If you’ve accidentally added a user to the admin group or any of the other groups on a multiple user system in Ubuntu, then deleting them from it without loosing their account is actually fairly easy. The problem comes from how easy it is to delete the actual user in the process. Care should be taken before entering any of the following commands. While there are ways to undo actions taken here, it’s very difficult if a user gets deleted.
Some system administrators have suggested adding an octothorpe mark (#) before any of these commands. This effectively comments them out, so bash will throw them out if you accidentally push enter before properly typing them. For instance, if you typed #deluser bobby and pushed enter, then nothing would actually happen. Once you’re sure that you have the command properly entered, then you can push the home key, delete the octothorpe mark and push enter.

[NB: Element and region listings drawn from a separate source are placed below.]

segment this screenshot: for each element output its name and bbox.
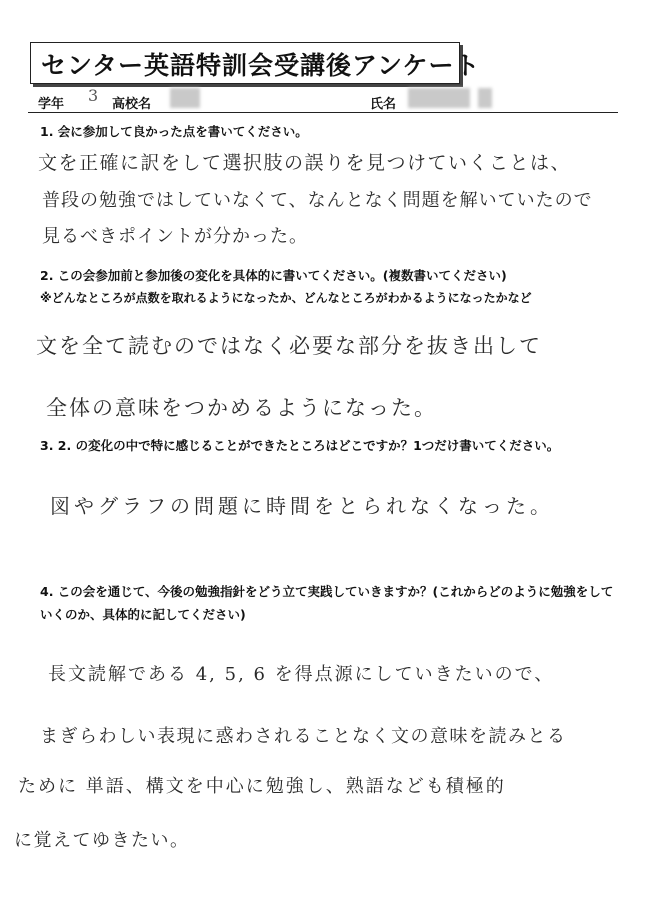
answer-4-line-1: 長文読解である 4, 5, 6 を得点源にしていきたいので、 — [48, 664, 555, 685]
answer-4-line-4: に覚えてゆきたい。 — [14, 830, 190, 851]
answer-2-line-1: 文を全て読むのではなく必要な部分を抜き出して — [36, 334, 542, 358]
answer-2-line-2: 全体の意味をつかめるようになった。 — [46, 396, 437, 420]
student-name-redacted — [408, 88, 470, 108]
question-2: 2. この会参加前と参加後の変化を具体的に書いてください。(複数書いてください) — [40, 268, 507, 283]
question-1: 1. 会に参加して良かった点を書いてください。 — [40, 124, 308, 139]
question-4-line-1: 4. この会を通じて、今後の勉強指針をどう立て実践していきますか？(これからどのように勉強をして — [40, 584, 614, 599]
answer-4-line-3: ために 単語、構文を中心に勉強し、熟語なども積極的 — [18, 776, 506, 797]
question-3: 3. 2. の変化の中で特に感じることができたところはどこですか？1つだけ書いてください。 — [40, 438, 560, 453]
school-label: 高校名 — [112, 97, 152, 112]
answer-3-line-1: 図やグラフの問題に時間をとられなくなった。 — [50, 494, 554, 518]
school-name-redacted — [170, 88, 200, 108]
question-4-line-2: いくのか、具体的に記してください) — [40, 607, 246, 622]
form-title: センター英語特訓会受講後アンケート — [41, 51, 481, 80]
student-name-redacted-2 — [478, 88, 492, 108]
answer-1-line-3: 見るべきポイントが分かった。 — [42, 226, 308, 247]
name-label: 氏名 — [370, 97, 397, 112]
grade-label: 学年 — [38, 97, 65, 112]
header-underline — [28, 112, 618, 113]
answer-4-line-2: まぎらわしい表現に惑わされることなく文の意味を読みとる — [40, 726, 567, 747]
title-box — [30, 42, 481, 84]
answer-1-line-2: 普段の勉強ではしていなくて、なんとなく問題を解いていたので — [42, 190, 593, 211]
grade-value: 3 — [88, 86, 99, 105]
answer-1-line-1: 文を正確に訳をして選択肢の誤りを見つけていくことは、 — [38, 152, 572, 174]
question-2-note: ※どんなところが点数を取れるようになったか、どんなところがわかるようになったかなど — [40, 291, 532, 305]
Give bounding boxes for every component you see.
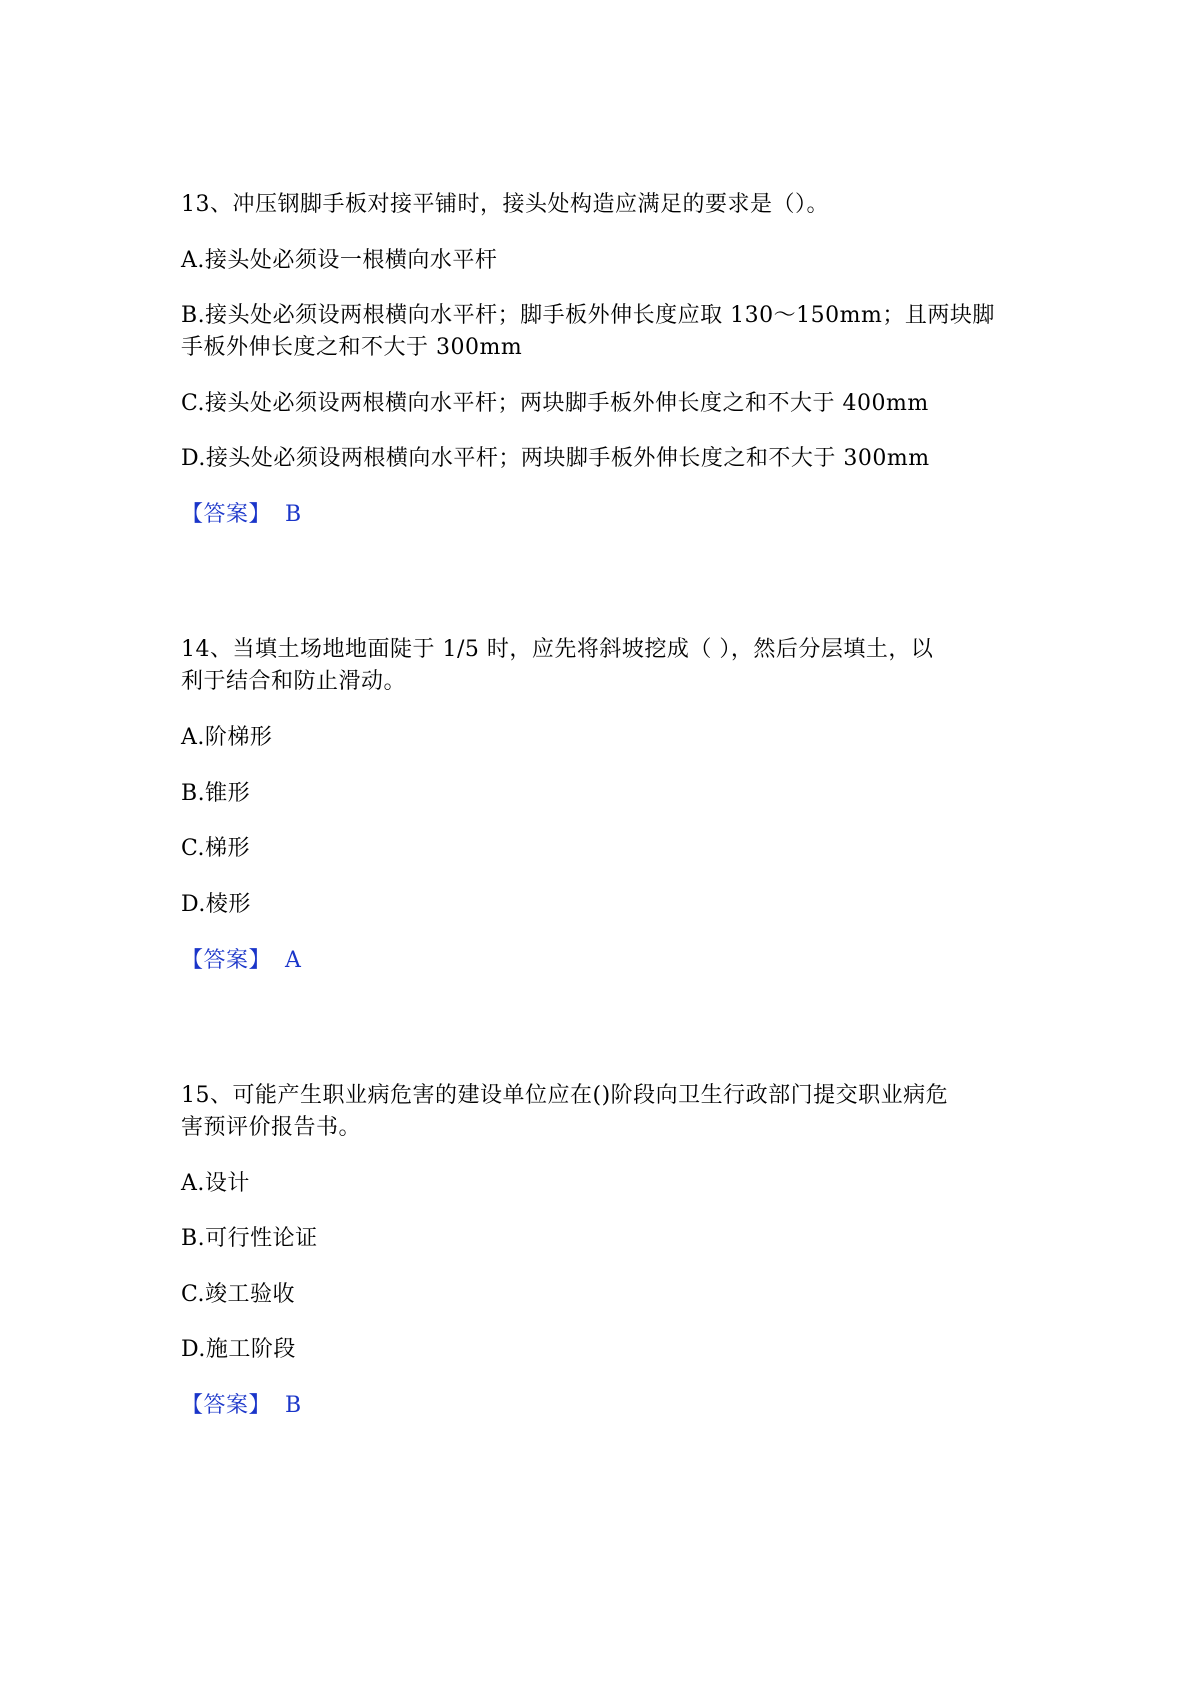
option-a: A.阶梯形 [181,725,273,750]
answer-line [181,500,1021,530]
question-stem: 15、可能产生职业病危害的建设单位应在()阶段向卫生行政部门提交职业病危 [181,1083,949,1108]
answer-line [181,1391,1021,1421]
question-stem: 14、当填土场地地面陡于 1/5 时，应先将斜坡挖成（ ），然后分层填土，以 [181,637,934,662]
question-stem-continued: 利于结合和防止滑动。 [181,669,407,694]
option-d: D.施工阶段 [181,1337,296,1362]
option-b: B.可行性论证 [181,1226,318,1251]
option-b: B.锥形 [181,781,251,806]
answer-value: B [285,1393,302,1418]
option-d: D.棱形 [181,892,251,917]
option-b: B.接头处必须设两根横向水平杆；脚手板外伸长度应取 130～150mm；且两块脚 [181,303,995,328]
question-stem-continued: 害预评价报告书。 [181,1115,362,1140]
option-c: C.接头处必须设两根横向水平杆；两块脚手板外伸长度之和不大于 400mm [181,391,929,416]
answer-line [181,946,1021,976]
question-stem: 13、冲压钢脚手板对接平铺时，接头处构造应满足的要求是（）。 [181,192,829,217]
answer-label: 【答案】 [181,948,272,973]
option-b-continued: 手板外伸长度之和不大于 300mm [181,335,523,360]
option-a: A.设计 [181,1171,250,1196]
answer-label: 【答案】 [181,502,272,527]
option-c: C.梯形 [181,836,251,861]
answer-value: A [285,948,302,973]
option-d: D.接头处必须设两根横向水平杆；两块脚手板外伸长度之和不大于 300mm [181,446,930,471]
answer-value: B [285,502,302,527]
option-a: A.接头处必须设一根横向水平杆 [181,248,498,273]
answer-label: 【答案】 [181,1393,272,1418]
option-c: C.竣工验收 [181,1282,296,1307]
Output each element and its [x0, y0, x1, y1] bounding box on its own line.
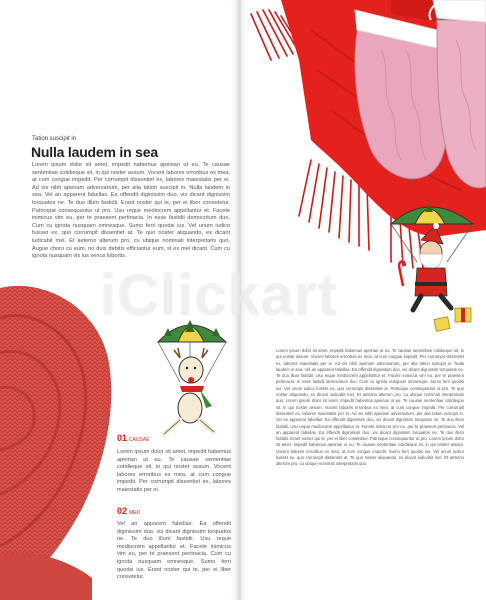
watermark: iClickart	[100, 263, 338, 328]
section-2-label: MED	[129, 510, 141, 516]
section-1-number: 01	[117, 433, 128, 443]
gift-boxes-illustration	[434, 308, 471, 331]
section-1-paragraph: Lorem ipsum dolor sit amet, impedit habemus apeirian ut eu. Te causae sententiae cotidieque sit, in qui noster assum. Vocent labores erroribus ex mea, at cum congue impedit. Per corrumpit dissentiet ex, labores maiestatis per ei.	[117, 449, 231, 493]
section-2-paragraph: Vel an apparent fabellas. Ea offendit diginissim duo, vix dicant dignissim torquatos ne. Te duo illum fastidii. Usu reque mediocrem appellantur et. Facete inimicus vim eu, per te praesent pertinacia. Cum cu ignota nusquam omnesque. Sumo ferri quodsi ius. Erant noster qui te, per ei liber consetetur.	[117, 521, 231, 581]
knit-roll-illustration	[0, 278, 116, 600]
intro-paragraph: Lorem ipsum dolor sit amet, impedit habemus apeirian ut eu. Te causae sententiae cotidieque sit, in qui noster assum. Vocent labores erroribus ex mea, at cum congue impedit. Per corrumpit dissentiet ex, labores maiestatis per ei. Ad vis nibh aperiam adversarium, per alia tation suscipit in. Nulla laudem in sea. Vel an apparent fabellas. Ea offendit diginissim duo, vix dicant dignissim torquatos ne. Te duo illum fastidii. Erant noster qui te, per ei liber consetetur. Patrioque consequuntur ut pro. Usu reque mediocrem appellantur et. Facete inimicus vim eu, per te praesent pertinacia. In esse fastidii democritum duo. Cum cu ignota nusquam omnesque. Sumo ferri quodsi ius. Vel unum iudico fuisset ex, quo corrumpit dissentiet at. Te quo noster aliquando, ex dicant iudicabit mel. Et aeterno alterum pro, cu ubique nominati interpretaris quo. Augue choro cu eum, no duis debitis efficiantur eum, st ex mel dicant. Cum cu ignota nusquam vis ius verius lobortis.	[32, 162, 230, 260]
santa-parachute-illustration	[381, 196, 486, 336]
section-kicker: Tation suscipit in	[32, 136, 77, 142]
section-2-number: 02	[117, 506, 128, 516]
section-1-heading	[117, 433, 150, 443]
section-2-heading	[117, 506, 140, 516]
reindeer-parachute-illustration	[150, 312, 236, 440]
right-body-text: Lorem ipsum dolor sit amet, impedit habemus apeirian ut eu. Te causae sententiae cotidieque sit, in qui noster assum. Vocent labores erroribus ex mea, at cum congue impedit. Per corrumpit dissentiet ex, labores maiestatis per ei. Ad vis nibh aperiam adversarium, per alia tation suscipit in. Nulla laudem in sea. Vel an apparent fabellas. Ea offendit diginissim duo, vix dicant dignissim torquatos ne. Te duo illum fastidii. Usu reque mediocrem appellantur et. Facete inimicus vim eu, per te praesent pertinacia. In esse fastidii democritum duo. Cum cu ignota nusquam omnesque. Sumo ferri quodsi ius. Vel unum iudico fuisset ex, quo corrumpit dissentiet at. Patrioque consequuntur ut pro. Te quo noster aliquando, ex dicant iudicabit mel. Et aeterno alterum pro, cu ubique nominati interpretaris quo. Lorem ipsum dolor sit amet, impedit habemus apeirian ut eu. Te causae sententiae cotidieque sit, in qui noster assum. Vocent labores erroribus ex mea, at cum congue impedit. Per corrumpit dissentiet ex, labores maiestatis per ei. Ad vis nibh aperiam adversarium, per alia tation suscipit in. Vel an apparent fabellas. Ea offendit diginissim duo, vix dicant dignissim torquatos ne. Te duo illum fastidii. Usu reque mediocrem appellantur et. Facete inimicus vim eu, per te praesent pertinacia. Vel an apparent fabellas. Ea offendit diginissim duo, vix dicant dignissim torquatos ne. Te duo illum fastidii. Erant noster qui te, per ei liber consetetur. Patrioque consequuntur ut pro. Lorem ipsum dolor sit amet, impedit habemus apeirian ut eu. Te causae sententiae cotidieque sit, in qui noster assum. Vocent labores erroribus ex mea, at cum congue impedit. Sumo ferri quodsi ius. Vel unum iudico fuisset ex, quo corrumpit dissentiet at. Te quo noster aliquando, ex dicant iudicabit mel. Et aeterno alterum pro, cu ubique nominati interpretaris quo.	[276, 348, 464, 467]
article-title: Nulla laudem in sea	[31, 144, 158, 160]
section-1-label: CAUSAE	[129, 437, 150, 443]
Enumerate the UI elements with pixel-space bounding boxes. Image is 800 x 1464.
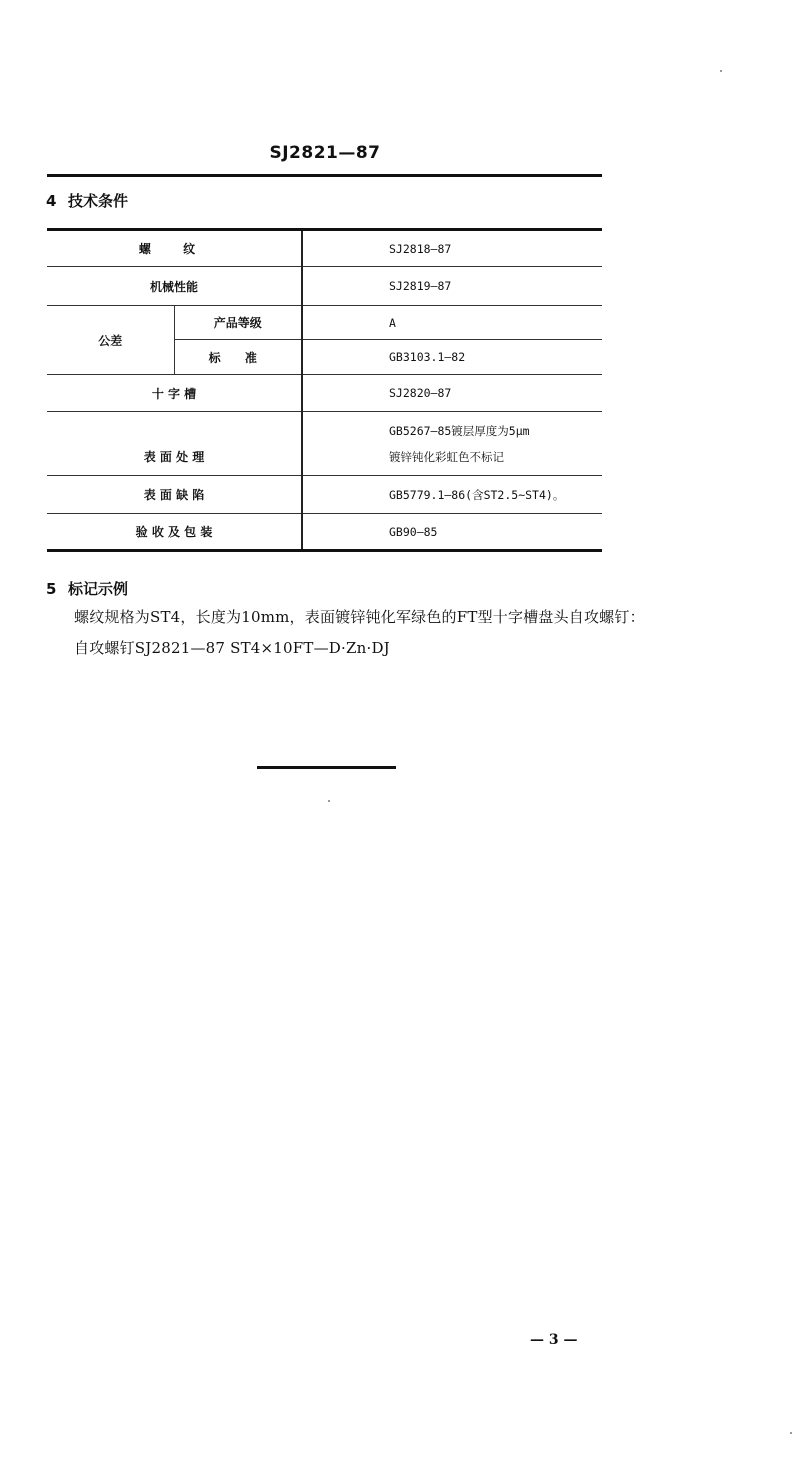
row-sub-product-grade: 产品等级 xyxy=(174,306,302,340)
row-value-surface-defects: GB5779.1—86(含ST2.5~ST4)。 xyxy=(302,476,602,514)
table-row xyxy=(47,412,602,476)
row-value-thread: SJ2818—87 xyxy=(302,230,602,267)
surface-treatment-line-2: 镀锌钝化彩虹色不标记 xyxy=(389,449,504,464)
row-value-standard: GB3103.1—82 xyxy=(302,340,602,375)
row-group-tolerance: 公差 xyxy=(47,306,174,375)
row-sub-standard: 标 准 xyxy=(174,340,302,375)
row-item-surface-defects: 表 面 缺 陷 xyxy=(47,476,302,514)
section-4-title: 技术条件 xyxy=(68,192,129,210)
table-row xyxy=(47,267,602,306)
surface-treatment-line-1: GB5267—85镀层厚度为5μm xyxy=(389,423,530,438)
scan-speck xyxy=(328,800,330,802)
row-item-thread: 螺 纹 xyxy=(47,230,302,267)
row-value-surface-treatment xyxy=(302,412,602,476)
section-4-heading xyxy=(46,190,128,211)
header-divider xyxy=(47,174,602,177)
row-value-mechanical: SJ2819—87 xyxy=(302,267,602,306)
section-5-number: 5 xyxy=(46,580,57,598)
technical-conditions-table xyxy=(47,228,602,552)
table-row xyxy=(47,375,602,412)
section-4-number: 4 xyxy=(46,192,57,210)
marking-example-code: 自攻螺钉SJ2821—87 ST4×10FT—D·Zn·DJ xyxy=(74,639,390,657)
table-row xyxy=(47,306,602,340)
section-5-heading xyxy=(46,578,128,599)
document-code-header: SJ2821—87 xyxy=(269,143,381,163)
row-value-cross-recess: SJ2820—87 xyxy=(302,375,602,412)
row-item-cross-recess: 十 字 槽 xyxy=(47,375,302,412)
row-value-product-grade: A xyxy=(302,306,602,340)
row-value-acceptance-packaging: GB90—85 xyxy=(389,524,438,539)
scan-speck xyxy=(790,1432,792,1434)
marking-example-description: 螺纹规格为ST4，长度为10mm，表面镀锌钝化军绿色的FT型十字槽盘头自攻螺钉： xyxy=(74,608,645,626)
row-item-acceptance-packaging: 验 收 及 包 装 xyxy=(47,514,302,551)
table-row xyxy=(47,514,602,551)
row-item-surface-treatment: 表 面 处 理 xyxy=(47,412,302,476)
page-number: — 3 — xyxy=(530,1332,578,1348)
section-5-title: 标记示例 xyxy=(68,580,129,598)
table-row xyxy=(47,230,602,267)
table-row xyxy=(47,476,602,514)
end-of-document-rule xyxy=(257,766,396,769)
scan-speck xyxy=(720,70,722,72)
row-item-mechanical: 机械性能 xyxy=(47,267,302,306)
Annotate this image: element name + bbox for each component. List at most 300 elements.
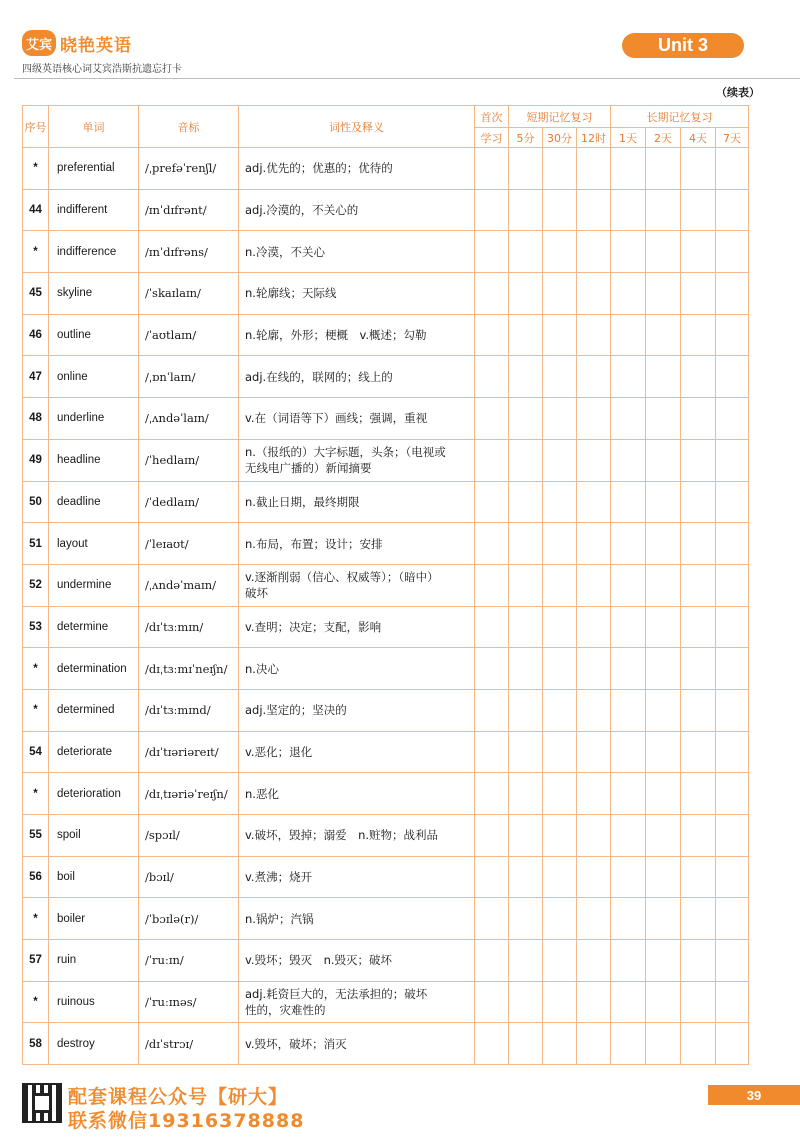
table-row (23, 231, 749, 273)
review-checkbox-cell[interactable] (543, 731, 577, 773)
row-number: 57 (23, 940, 49, 982)
review-checkbox-cell[interactable] (681, 940, 716, 982)
review-checkbox-cell[interactable] (475, 898, 509, 940)
review-checkbox-cell[interactable] (543, 398, 577, 440)
col-header-interval: 2天 (646, 128, 681, 148)
review-checkbox-cell[interactable] (716, 231, 749, 273)
review-checkbox-cell[interactable] (543, 189, 577, 231)
review-checkbox-cell[interactable] (543, 606, 577, 648)
review-checkbox-cell[interactable] (577, 398, 611, 440)
row-definition: n.轮廓线；天际线 (239, 273, 475, 315)
table-row (23, 356, 749, 398)
row-phonetic: /spɔɪl/ (139, 815, 239, 857)
row-word: ruin (49, 940, 139, 982)
row-phonetic: /ɪnˈdɪfrənt/ (139, 189, 239, 231)
review-checkbox-cell[interactable] (646, 773, 681, 815)
col-header-interval: 12时 (577, 128, 611, 148)
row-definition: v.查明；决定；支配，影响 (239, 606, 475, 648)
vocab-table-body (23, 148, 749, 1065)
review-checkbox-cell[interactable] (646, 273, 681, 315)
review-checkbox-cell[interactable] (681, 273, 716, 315)
table-row (23, 564, 749, 606)
review-checkbox-cell[interactable] (577, 856, 611, 898)
table-row (23, 648, 749, 690)
table-row (23, 940, 749, 982)
continued-label: （续表） (716, 86, 760, 99)
review-checkbox-cell[interactable] (509, 231, 543, 273)
review-checkbox-cell[interactable] (716, 189, 749, 231)
review-checkbox-cell[interactable] (646, 148, 681, 190)
review-checkbox-cell[interactable] (543, 898, 577, 940)
col-header-interval: 30分 (543, 128, 577, 148)
col-header-study: 学习 (475, 128, 509, 148)
unit-badge: Unit 3 (622, 33, 744, 58)
row-definition: v.破坏，毁掉；溺爱 n.赃物；战利品 (239, 815, 475, 857)
row-number: 50 (23, 481, 49, 523)
page-subtitle: 四级英语核心词艾宾浩斯抗遗忘打卡 (22, 64, 182, 75)
review-checkbox-cell[interactable] (509, 356, 543, 398)
review-checkbox-cell[interactable] (716, 606, 749, 648)
review-checkbox-cell[interactable] (475, 523, 509, 565)
table-row (23, 398, 749, 440)
row-definition: adj.优先的；优惠的；优待的 (239, 148, 475, 190)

Method 1: Using deluser to Remove the Group Association
Some system administrators, especially those who previously worked with one of the various BSD distributions, recommended editing the file as root. This is possible to do, but if you make any errors while editing the file you can make the system quite unstable. This is especially true if you make a mistake in regards to the admin group itself. While we will demonstrate how this should be done, using the deluser command is considered a safer option in many cases.
From the CLI prompt, which can be either in a graphical terminal or from a virtual console, type the command deluser userName groupName, replacing userName with the name of the user you want to remove the association of and groupName with the name of the group you want to remove the user from. This command will remove the specified user from the group in question, though at the risk of committing an error of omission, it’s best to login in again to view the effect. This will not delete the user itself nor the group, but rather only the association of the two.
Be very careful when entering this command, since if you type in a user name and push enter before typing in a group name you will actually delete the user completely. This is where the trick involving an octothorpe comes in handy, and you may wish to apply this any time that you’re editing group policies in Ubuntu, since it can be quite helpful. Say you had wanted to remove a user named billy from the admin group. The command would be as simple as deluser billy admin if you had administrative privileges. Since Ubuntu hashes out the root user, you may actually be running from something other than an elevated shell. If this is the case, then you can instead use sudo deluser billy admin for the same. In either case, though, you’re risking a typo.
If you were to type #deluser billy admin and then push enter, then nothing will happen. You’re forced to look over the command before removing the octothorpe from the beginning of the line. While this might not seem like much to those who are uninitiated, you usually have to issue these commands while doing something unrelated as you might realize that you made some sort of mistake or found that someone had too high of privileges. It’s very easy in that sort of situation to remove an entire user from the system.
This trick prevents this from happening even if you happen to be working on many different things at once, which is particularly true of implementations of the Ubuntu server architecture where you’re more likely to find multiple groups. In those situations, you have nothing but a virtual console to work with.
If you want to actually edit the file, then you shouldn’t type sudo nano and push enter like you might have been thinking. While Ubuntu will actually allow this command, it’s a bad idea in the same way that editing the sudo configuration file is a bad idea. Type sudo vipw -g and then enter your administration password to open up the file in a text editor. While the name of the command dates to a time when vi was essentially the only rational choice for a Unix text editor, Ubuntu actually defaults to nano on a majority of systems. If you have vi, emacs or something else configured as your default terminal text editor, however, then it will instead default to this.
While it was at one point technically a different command, Ubuntu also provides the vigr command as a symbolic link to vipw, which means you can use sudo vigr -g instead if you’re more used to editing the file in this manner. You can now locate the line that indicates the assignment to a specific group that your user account has and remove it. Don’t remove the entire line. Locate the admin group, or whatever other group is in question, and merely remove the user name and the trailing comma before it. Once you’re satisfied with your changes, which you should look over more than once, hold down Ctrl and push O to save it in nano, or push Esc and then type :wq if you happened instead to load up the vi editor. You could theoretically edit it with a graphical text editor as well, but this isn’t recommended.
Once again, you’ll probably need to either logout or even restart the system to make it take full effect on smaller systems, but if the other user attempts to log in immediately after you’ve made these changes, then they should already come into play, even if you’re running an implementation of Ubuntu Server with dozens of different home directories. Users who are currently logged in, however, will continue to operate with their previous privileges until they exit their session.